Angielski (i nie tylko) dla niemowląt...

     "Wiek a nauka języka obcego" ten temat jest już w pełni rozwinięty i wiemy, że im wcześniej, tym lepiej.Dlatego, gdy byłam w ciąży, wspólnie z mężem postanowiliśmy,że ja mówię po polsku a mąż tylko i wyłącznie po angielsku (z racji jego pięknego brytyjskiego akcentu!).

Miało być tak idealnie, jednak w praktyce kompletna klapa. Pomimo tego, że mąż mówi po angielsku lepiej niż po polsku nie czuł się z tym zbyt komfortowo. W środowisku gdzie wszyscy mówili po polsku nie czuł się naturalnie i na tyle swobodnie, aby on jako jedyny mówił do córki po angielsku. Teraz gdy minęło już 5 miesięcy, a moje próby przekonania go poszły na nic, dochodzę do wniosku, że sama muszę zadbać o tę wspaniałą umiejętność posługiwania się j. obcym przez moje dziecko. Nie potrafię wyrazić wszystkich swoich emocji po angielsku, zatem nie mogę przejąć roli męża... a więc jak to zrobić?


     Wpadłam na pewien pomysł, którym się z chęcią podzielę. Ponieważ przyda się on rodzicom chcących nauczyć j. angielskiego swoich dzieci (nawet, a raczej przede wszystkim tym rodzicom, którzy nie znają biegle języka)

      Postanowiłam, że raz dziennie będę organizowała córce zabawę, w której będziemy się porozumiewały tylko po angielsku. ( Na początku oczywiście będzie to mój monolog, jednak z czasem powinno się to zmienić). Przed każdą zabawą przygotuje sobie słownictwo i zwroty, które będę potrzebowała. (No dobra... pewnie będę improwizowała podczas zabawy, bo aż tak źle z tym moim angielskim nie ma.) Aczkolwiek specjalnie dla was do każdej zabawy umieszczę taką listę zwrotów.

      Zabawy, które będę przedstawiała nie muszą służyć tylko do nauki języka angielskiego, można również prowadzić je po polsku. (Rozwój mowy jest ważny!) Ponadto będą to zabawy ruchowe, sensoryczne, manipulacyjne, konstrukcyjne itp. Każda zabawa poza aspektem mowy będzie również wpływa na rozwój innych umiejętności... Podczas których dziecko będzie się osłuchiwało z językiem (polskim, angielskim, bądź każdym innym)
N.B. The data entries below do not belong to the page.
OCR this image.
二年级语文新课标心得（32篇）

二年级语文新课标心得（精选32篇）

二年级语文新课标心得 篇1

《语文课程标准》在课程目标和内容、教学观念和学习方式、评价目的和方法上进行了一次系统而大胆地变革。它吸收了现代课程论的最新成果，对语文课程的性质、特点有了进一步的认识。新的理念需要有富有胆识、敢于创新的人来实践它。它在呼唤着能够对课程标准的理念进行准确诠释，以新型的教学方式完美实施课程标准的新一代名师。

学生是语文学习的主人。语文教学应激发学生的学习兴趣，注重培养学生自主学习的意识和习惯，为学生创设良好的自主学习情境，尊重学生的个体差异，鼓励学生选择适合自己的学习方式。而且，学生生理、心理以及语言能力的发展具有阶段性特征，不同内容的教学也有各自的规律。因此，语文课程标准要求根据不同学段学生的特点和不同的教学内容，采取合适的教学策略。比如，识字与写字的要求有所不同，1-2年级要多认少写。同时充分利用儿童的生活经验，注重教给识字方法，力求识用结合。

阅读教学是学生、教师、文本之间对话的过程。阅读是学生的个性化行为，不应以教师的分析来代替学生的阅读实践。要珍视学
Na początek, tak na rozgrzewkę kilka niezbędnych zwrotów, przydatnych podczas każdej zabawy.

Na rozpoczęcie zabawy - zachęcenie
(name), we are going to have fun - hej (imie) będziemy się dobrze bawic
(name) do you want to play? - (imie) chcesz sie pobawic?
I have something for you... - mam coś dla Ciebie...
Look what is this? - Patrz co to?
Look what I have - Patrz co mam

Gdy chcemy czegoś zabronić
No, thank you - nie dziękuje
Don't do that please - nie rob tego prosze
We don't play like that - tak się nie bawimy
Don't put it in your mouth, please - nie bierz tego do buzi, prosze

Gdy chcemy pochwalić
Wow, that was great - łał to było wspaniałe
That is great - to jest super
Bravo, you did it well - brawo zrobiłes to dobrze
Wow, (name) I am proud of you - łał, (imię) jestem z Ciebie dumna/y
Well done! - dobrze zrobione!

Na zakończenie zabawy
Did you have fun?- Dobrze się bawiłeś?
Did you enjoy it? - Podobało Ci się?
Ok we need to finish now- Ok musimy kończyć
Ok, it's finished - ok, koniec

 Aha taka rada dla rodziców tych nie za bardzo znających j. angielski, zachęcam do sprawdzenia poprawnej wymowy na translate.google.pl

Jeżeli brakuje jakiś zwrotów, bądź musieliście coś powiedzieć podczas zabawy a tego tutaj nie znaleźliście. Jeżeli o czymś zapomniałam to będę wdzięczna za komentarz, który pomoże mi uzupełnić braki.